5, the external call or CDN to accelerate the spider crawling, reduce the server response and the flow of waste. At present, most of the sites using a large number of pictures, video and other multimedia to show, and these images lack download traffic needs more, if we take pictures using the external call, you can save a lot of spiders crawl flow. The better.
1, find out the false spider IP shield. Through the web log analysis, we can know many of the so-called love Shanghai spider or Google spider are in fact false, we can parse out the false spider IP shield, which not only can save traffic but also can reduce the risk of site acquisition. To detect anti IP is not really a spider in the specific operation, the operation method is: start – click on the lower left corner of the -CMD- NSLOOKUP IP operation command to see the results. If it is really the search spiders have a spider marker, while the fake spider did not mark.
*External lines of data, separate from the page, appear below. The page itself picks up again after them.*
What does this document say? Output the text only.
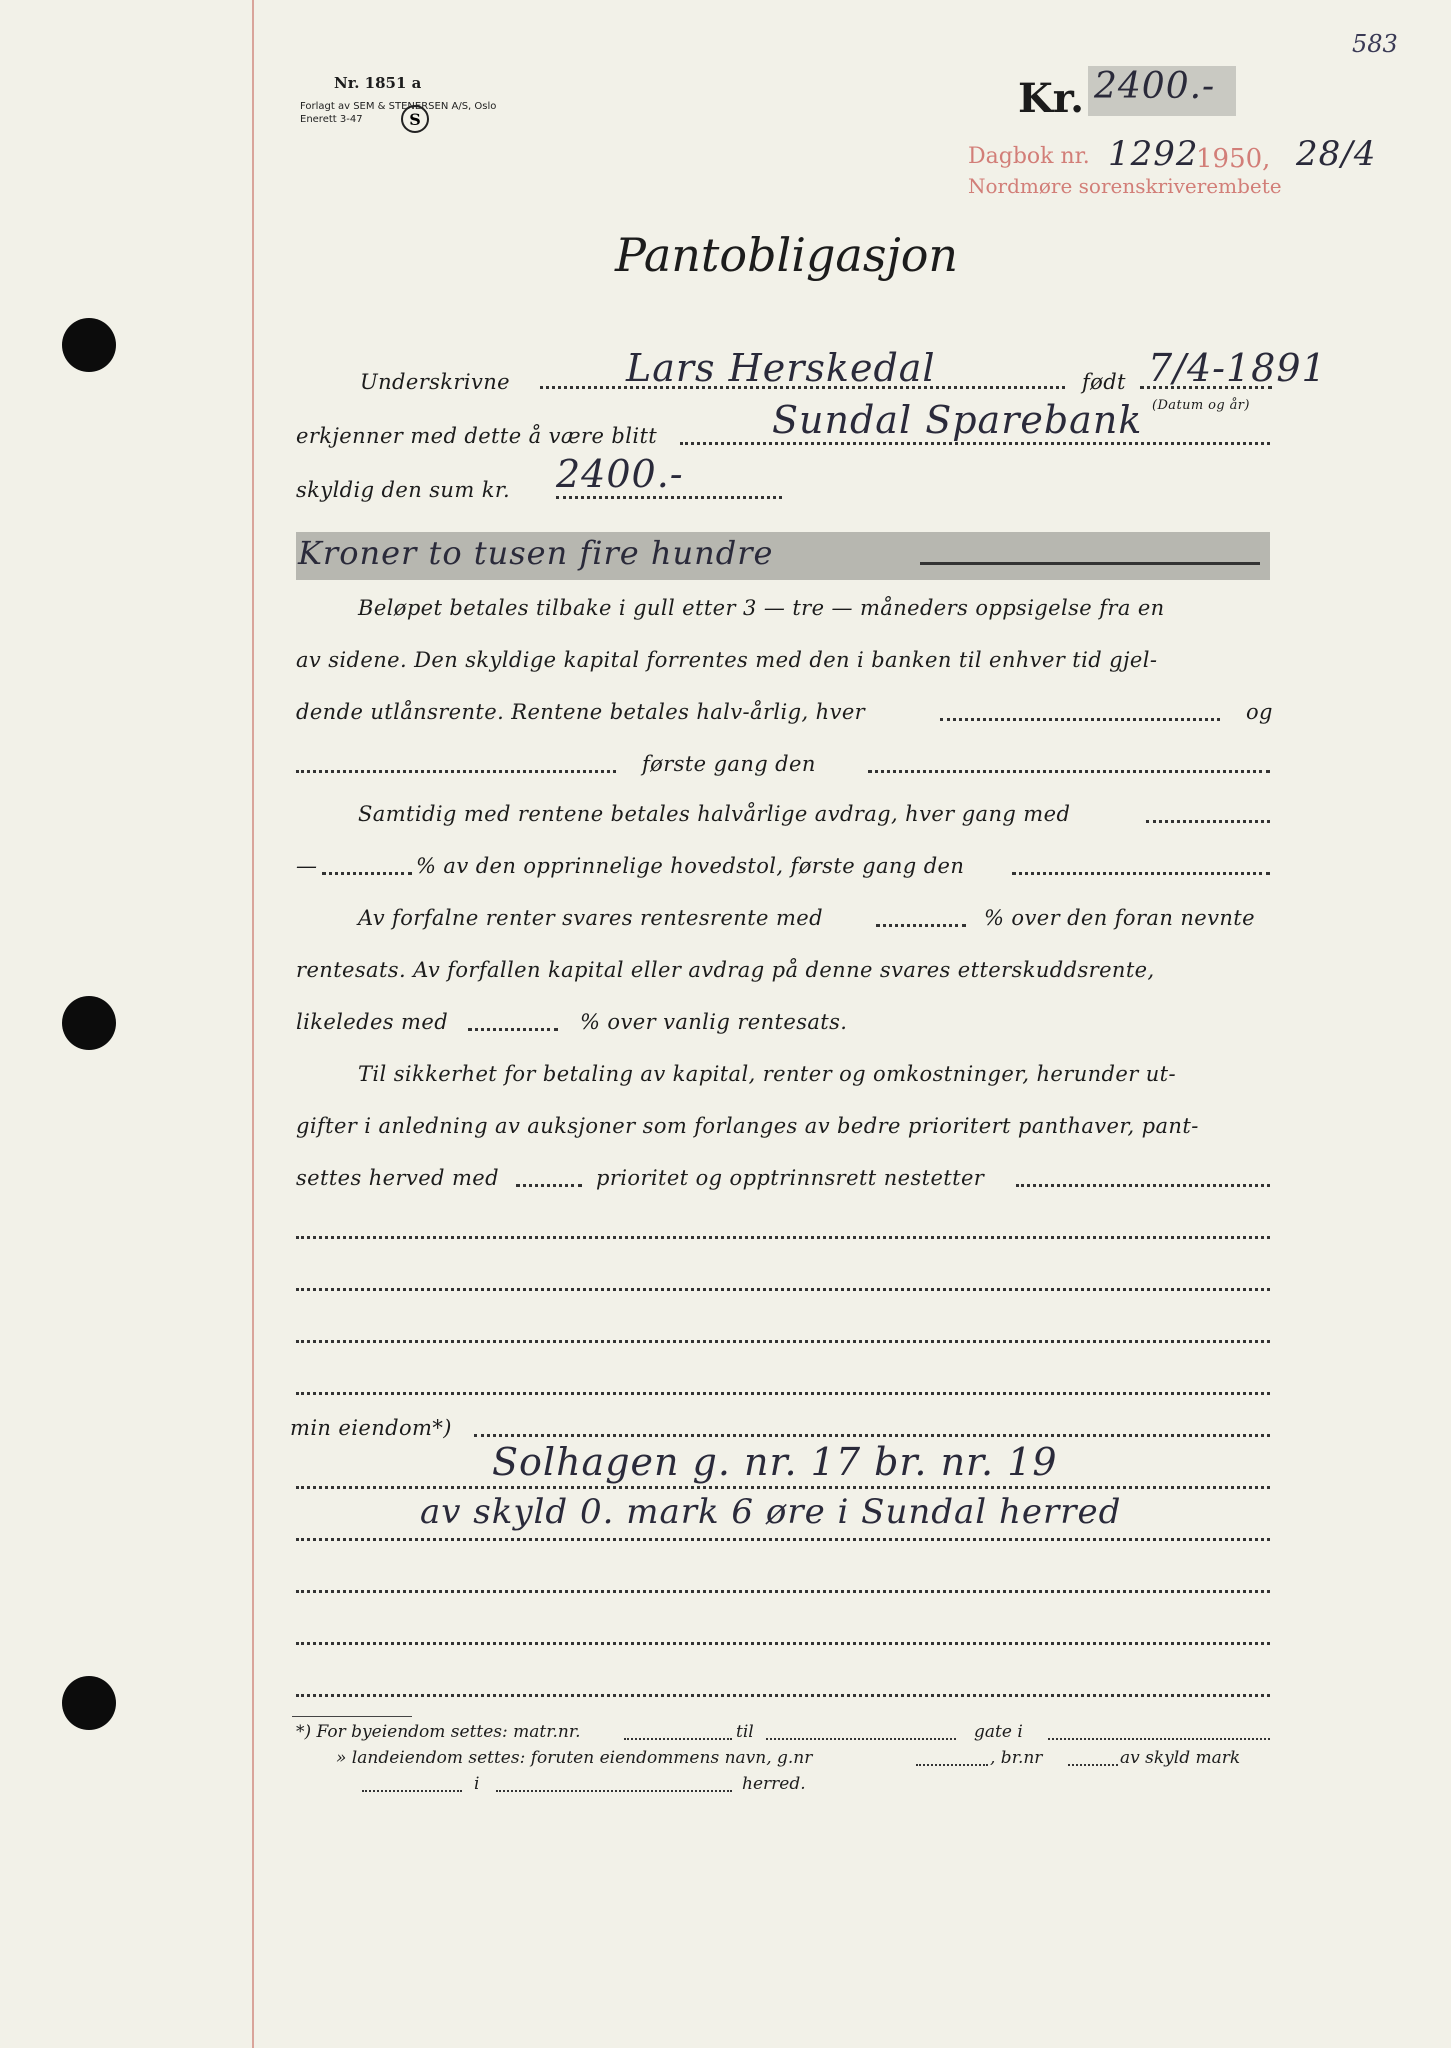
583
Nr. 1851 a
Forlagt av SEM & STENERSEN A/S, Oslo
Enerett 3-47	S	Kr. 2400.-
Dagbok nr. 1292
1950, 28/4
Nordmøre sorenskriverembete
Pantobligasjon
Underskrivne	Lars Herskedal	født 7/4-1891
(Datum og år)
erkjenner med dette å være blitt	Sundal Sparebank
skyldig den sum kr. 2400.-
Kroner to tusen fire hundre
Beløpet betales tilbake i gull etter 3 — tre — måneders oppsigelse fra en
av sidene. Den skyldige kapital forrentes med den i banken til enhver tid gjel-
dende utlånsrente. Rentene betales halv-årlig, hver	og
første gang den
Samtidig med rentene betales halvårlige avdrag, hver gang med
—	% av den opprinnelige hovedstol, første gang den
Av forfalne renter svares rentesrente med	% over den foran nevnte
rentesats. Av forfallen kapital eller avdrag på denne svares etterskuddsrente,
likeledes med	% over vanlig rentesats.
Til sikkerhet for betaling av kapital, renter og omkostninger, herunder ut-
gifter i anledning av auksjoner som forlanges av bedre prioritert panthaver, pant-
settes herved med	prioritet og opptrinnsrett nestetter
min eiendom*)
Solhagen g. nr. 17 br. nr. 19
av skyld 0. mark 6 øre i Sundal herred
*) For byeiendom settes: matr.nr.	til	gate i
» landeiendom settes: foruten eiendommens navn, g.nr	, br.nr	av skyld mark
i	herred.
2, shielding invalid spiders or small effect on the Shanghai dragon search spider. For example, we know that Google spider crawling is very large, but for many industries Google’s traffic is very low, Shanghai dragon effect is not good, so it can shield Google spider to grab and save a lot of traffic, such as the beautiful site shielding Google spider crawling. In addition to Google, there are some spiders such as the Pangu search, Bing spider, these flows are very low, or almost no effect of spiders can in fact be blocked.
site is used in virtual space, so there will be some traffic restrictions, if most of the traffic was occupied by the spider, then we need to take some extra money to buy traffic. If a web site a lot of traffic is wasted by the spiders crawl, and does not affect the effect of what Shanghai dragon skills and methods can be restricted? Big that we can use the following ways:
4, grab the limit content of pages to improve efficiency and reduce the speed of grab grab, grab traffic. For any one page, there are a lot of invalid noise zone, such as a website login, registration section, the copyright information and some helpful links to navigation, or there are some template cannot be Spider identification display module, we can use these Noffollow tags or Ajax, JS and other methods to limit or reduce the amount of shielding grab, grab.
3, limit the invalid page or repeat page to grab robots. There is no previous but now some pages may, or there is a dynamic and static URL, due to the presence of reverse link or database has such links, the spider will crawl from time to time, we can find out to return to the 404 page of the URL, the URL are blocked, so as to improve the capture screen also reduce the flow of waste.